The management alternatives being considered are:

  • 1.0: Non-regulatory alternative. This proposal would remove the existing walk/wade sections on the upper Madison River and the existing requirements for the Special Recreation Permit for commercial outfitters. It would not institute any new regulations on recreational use of the river other than those specific to fishing regulations. After analysis, it is considered that this alternative would not meet the goals as established and could be detrimental to the long term health and sustainability of the fishery and would not diversify angling opportunity while reducing conflict.
  • 2.0: Status quo alternative (no action alternative). The existing walk/wade sections on the upper Madison would be retained, as would the SRP permit system for commercial outfitters. It would not institute any new regulations for recreational use other than those specific to fishing regulations. Similar to alternative 1.0, analysis indicates that this alternative could cause impacts to the long-term health and sustainability of the fishery, and would therefore not be a good fit to achieve the required goals for recreation management on the Madison River.
  • 3.0: Social conflict management alternative. This proposal would utilize different approaches to improve river user satisfaction and reduce crowding and conflict. Walk/wade sections would be changed to prohibit fishing from boats, rest/rotation sections would be instituted to provide space between commercial and non-commercial users, and access sites would be staffed or redesigned to reduce congestion. Access site acquisition and development below Greycliff FAS would be prohibited to ensure a more primitive experience is maintained. This alternative primarily addresses the goal of diversifying opportunity while minimizing conflicts.
  • 4.0: User growth limitations alternative. This proposal would cap the number of commercial outfitter client trips using one of four allocation methods to assign trips to individual outfitters. It would also consider approaches to limit certain use by non-commercial recreationists. There are a variety of options within this alternative, including varying levels of caps and methods for allocation. It additionally contemplates options for addressing noncommercial activity on the river. Based on the options within this alternative it may have negative impacts or only partially achieve the goal for recreation management on the river.
  • 5.0: Madison River recreation goal alternative. This alternative includes a combination of tools that are considered to best meet the objective stated in the Madison River goal. This proposal would change existing walk/wade sections to prohibit fishing from boats, two rest/rotation sections would be instituted to separate commercial and non-commercial users, 3 access sites would be staffed and redesigned to reduce congestion, access site development below Greycliff FAS would be restricted to ensure a more primitive experience, commercial outfitter numbers would be capped at 2019 levels, and a no-cost “stamp” would be required of all users to assess impacts of non-commercial recreation. Based on the analysis, the tools within this alternative would ensure the long-term sustainability of the fishery, provide for a diversity of angling opportunity and would sustain the ecologic and economic benefits of the river.

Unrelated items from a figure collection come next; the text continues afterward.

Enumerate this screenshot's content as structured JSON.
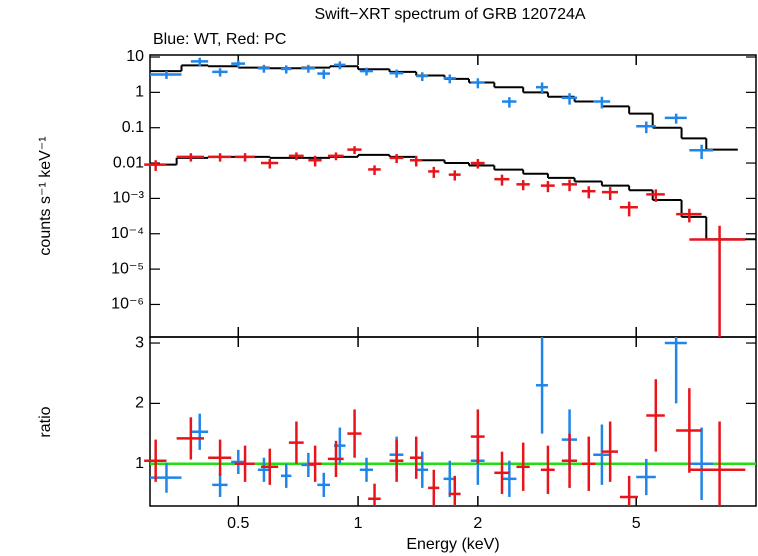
{
  "chart_data": [
    {
      "type": "scatter",
      "title": "Swift−XRT spectrum of GRB 120724A",
      "subtitle": "Blue: WT, Red: PC",
      "y_label": "counts s⁻¹ keV⁻¹",
      "xscale": "log",
      "yscale": "log",
      "xlim": [
        0.3,
        10
      ],
      "ylim": [
        1.2e-07,
        11.4
      ],
      "yticks": [
        10,
        1,
        0.1,
        0.01,
        {
          "value": 0.001,
          "label": "10⁻³"
        },
        {
          "value": 0.0001,
          "label": "10⁻⁴"
        },
        {
          "value": 1e-05,
          "label": "10⁻⁵"
        },
        {
          "value": 1e-06,
          "label": "10⁻⁶"
        }
      ],
      "series": [
        {
          "color": "#1f86e8",
          "x": [
            0.33,
            0.4,
            0.45,
            0.5,
            0.58,
            0.66,
            0.75,
            0.82,
            0.9,
            1.05,
            1.25,
            1.45,
            1.7,
            2.0,
            2.4,
            2.9,
            3.4,
            4.1,
            5.3,
            6.3,
            7.3
          ],
          "xerr": [
            0.03,
            0.02,
            0.02,
            0.02,
            0.02,
            0.02,
            0.03,
            0.03,
            0.03,
            0.04,
            0.05,
            0.05,
            0.06,
            0.08,
            0.1,
            0.1,
            0.15,
            0.2,
            0.3,
            0.4,
            0.5
          ],
          "values": [
            3.2,
            7.5,
            3.8,
            6.5,
            4.8,
            4.6,
            4.8,
            3.4,
            6,
            4,
            3.5,
            2.9,
            2.5,
            1.9,
            0.55,
            1.4,
            0.7,
            0.55,
            0.11,
            0.19,
            0.023
          ],
          "yerr": [
            0.8,
            2,
            1,
            1.5,
            1.2,
            1.2,
            1.2,
            1,
            1.5,
            1,
            0.9,
            0.8,
            0.7,
            0.6,
            0.18,
            0.5,
            0.25,
            0.2,
            0.04,
            0.06,
            0.01
          ],
          "model_bins": [
            0.3,
            0.36,
            0.42,
            0.5,
            0.6,
            0.72,
            0.85,
            1.0,
            1.2,
            1.4,
            1.65,
            1.9,
            2.2,
            2.6,
            3.0,
            3.5,
            4.1,
            4.8,
            5.5,
            6.5,
            7.5,
            9.0
          ],
          "model_values": [
            4,
            5.8,
            5.5,
            5,
            4.8,
            5,
            5.5,
            4.5,
            3.8,
            3,
            2.4,
            1.9,
            1.4,
            1.0,
            0.75,
            0.55,
            0.4,
            0.25,
            0.1,
            0.05,
            0.024
          ]
        },
        {
          "color": "#e8141a",
          "x": [
            0.31,
            0.38,
            0.45,
            0.52,
            0.6,
            0.7,
            0.78,
            0.88,
            0.98,
            1.1,
            1.25,
            1.4,
            1.55,
            1.75,
            2.0,
            2.3,
            2.6,
            3.0,
            3.4,
            3.8,
            4.3,
            4.8,
            5.6,
            6.8,
            8.1
          ],
          "xerr": [
            0.02,
            0.03,
            0.03,
            0.03,
            0.03,
            0.03,
            0.03,
            0.04,
            0.04,
            0.04,
            0.05,
            0.05,
            0.05,
            0.06,
            0.08,
            0.1,
            0.1,
            0.12,
            0.15,
            0.15,
            0.2,
            0.25,
            0.3,
            0.5,
            1.3
          ],
          "values": [
            0.009,
            0.015,
            0.015,
            0.015,
            0.01,
            0.016,
            0.012,
            0.016,
            0.024,
            0.0066,
            0.014,
            0.012,
            0.0058,
            0.0047,
            0.01,
            0.0035,
            0.0025,
            0.0023,
            0.0025,
            0.0016,
            0.0015,
            0.00056,
            0.0013,
            0.00036,
            6.9e-05
          ],
          "yerr": [
            0.003,
            0.004,
            0.004,
            0.004,
            0.003,
            0.004,
            0.004,
            0.004,
            0.006,
            0.002,
            0.004,
            0.004,
            0.002,
            0.0015,
            0.003,
            0.0012,
            0.0008,
            0.0008,
            0.0009,
            0.0006,
            0.0006,
            0.00025,
            0.0005,
            0.00015,
            0.0001
          ],
          "model_bins": [
            0.3,
            0.35,
            0.42,
            0.5,
            0.6,
            0.72,
            0.85,
            1.0,
            1.2,
            1.4,
            1.65,
            1.9,
            2.2,
            2.6,
            3.0,
            3.5,
            4.1,
            4.8,
            5.5,
            6.5,
            7.5,
            10
          ],
          "model_values": [
            0.009,
            0.014,
            0.015,
            0.015,
            0.014,
            0.014,
            0.015,
            0.017,
            0.015,
            0.012,
            0.01,
            0.0085,
            0.0065,
            0.005,
            0.0038,
            0.003,
            0.0023,
            0.0017,
            0.0009,
            0.0003,
            7e-05
          ]
        }
      ]
    },
    {
      "type": "scatter",
      "x_label": "Energy (keV)",
      "y_label": "ratio",
      "xscale": "log",
      "xlim": [
        0.3,
        10
      ],
      "ylim": [
        0.3,
        3.1
      ],
      "xticks": [
        0.5,
        1,
        2,
        5
      ],
      "yticks": [
        1,
        2,
        3
      ],
      "reference": 1,
      "reference_color": "#22dd11",
      "series": [
        {
          "color": "#1f86e8",
          "x": [
            0.33,
            0.4,
            0.45,
            0.5,
            0.58,
            0.66,
            0.75,
            0.82,
            0.9,
            1.05,
            1.25,
            1.45,
            1.7,
            2.0,
            2.4,
            2.9,
            3.4,
            4.1,
            5.3,
            6.3,
            7.3
          ],
          "xerr": [
            0.03,
            0.02,
            0.02,
            0.02,
            0.02,
            0.02,
            0.03,
            0.03,
            0.03,
            0.04,
            0.05,
            0.05,
            0.06,
            0.08,
            0.1,
            0.1,
            0.15,
            0.2,
            0.3,
            0.4,
            0.5
          ],
          "values": [
            0.77,
            1.53,
            0.65,
            1.03,
            0.9,
            0.8,
            0.98,
            0.65,
            1.3,
            0.9,
            1.15,
            0.9,
            0.75,
            1.05,
            0.75,
            2.3,
            1.4,
            1.15,
            0.78,
            3.0,
            1.0
          ],
          "yerr": [
            0.25,
            0.3,
            0.2,
            0.2,
            0.2,
            0.2,
            0.2,
            0.2,
            0.3,
            0.2,
            0.3,
            0.3,
            0.3,
            0.4,
            0.3,
            0.8,
            0.5,
            0.5,
            0.3,
            1.0,
            0.6
          ]
        },
        {
          "color": "#e8141a",
          "x": [
            0.31,
            0.38,
            0.45,
            0.52,
            0.6,
            0.7,
            0.78,
            0.88,
            0.98,
            1.1,
            1.25,
            1.4,
            1.55,
            1.75,
            2.0,
            2.3,
            2.6,
            3.0,
            3.4,
            3.8,
            4.3,
            4.8,
            5.6,
            6.8,
            8.1
          ],
          "xerr": [
            0.02,
            0.03,
            0.03,
            0.03,
            0.03,
            0.03,
            0.03,
            0.04,
            0.04,
            0.04,
            0.05,
            0.05,
            0.05,
            0.06,
            0.08,
            0.1,
            0.1,
            0.12,
            0.15,
            0.15,
            0.2,
            0.25,
            0.3,
            0.5,
            1.3
          ],
          "values": [
            1.05,
            1.42,
            1.1,
            1.0,
            0.95,
            1.35,
            1.0,
            1.08,
            1.5,
            0.42,
            1.05,
            1.1,
            0.6,
            0.5,
            1.45,
            0.85,
            0.95,
            0.9,
            1.05,
            1.0,
            1.2,
            0.45,
            1.8,
            1.55,
            0.9
          ],
          "yerr": [
            0.35,
            0.35,
            0.3,
            0.3,
            0.3,
            0.35,
            0.3,
            0.3,
            0.4,
            0.25,
            0.35,
            0.35,
            0.3,
            0.3,
            0.45,
            0.35,
            0.4,
            0.4,
            0.45,
            0.45,
            0.5,
            0.35,
            0.6,
            0.7,
            0.8
          ]
        }
      ]
    }
  ]
}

The Montana Fish, Wildlife, and Parks Commission will virtual meeting on ZOOM on Friday, June 12 to discuss the recreational management alternatives for the Madison River. Click here for additional information about the meeting.

Details for the public comment process will be available on the Montana FWP website. Public meetings will be held for the communities of Ennis, West Yellowstone, Butte and Bozeman.

At the conclusion of the public comment period FWP will weigh and balance public input to develop a Management Plan and River Recreation Rule for presentation to the Fish and Wildlife Commission. If the Commission approves the draft rule notice, there will be an additional public comment period for the specific rule. Ideally, the river recreation rule will be implemented in 2021.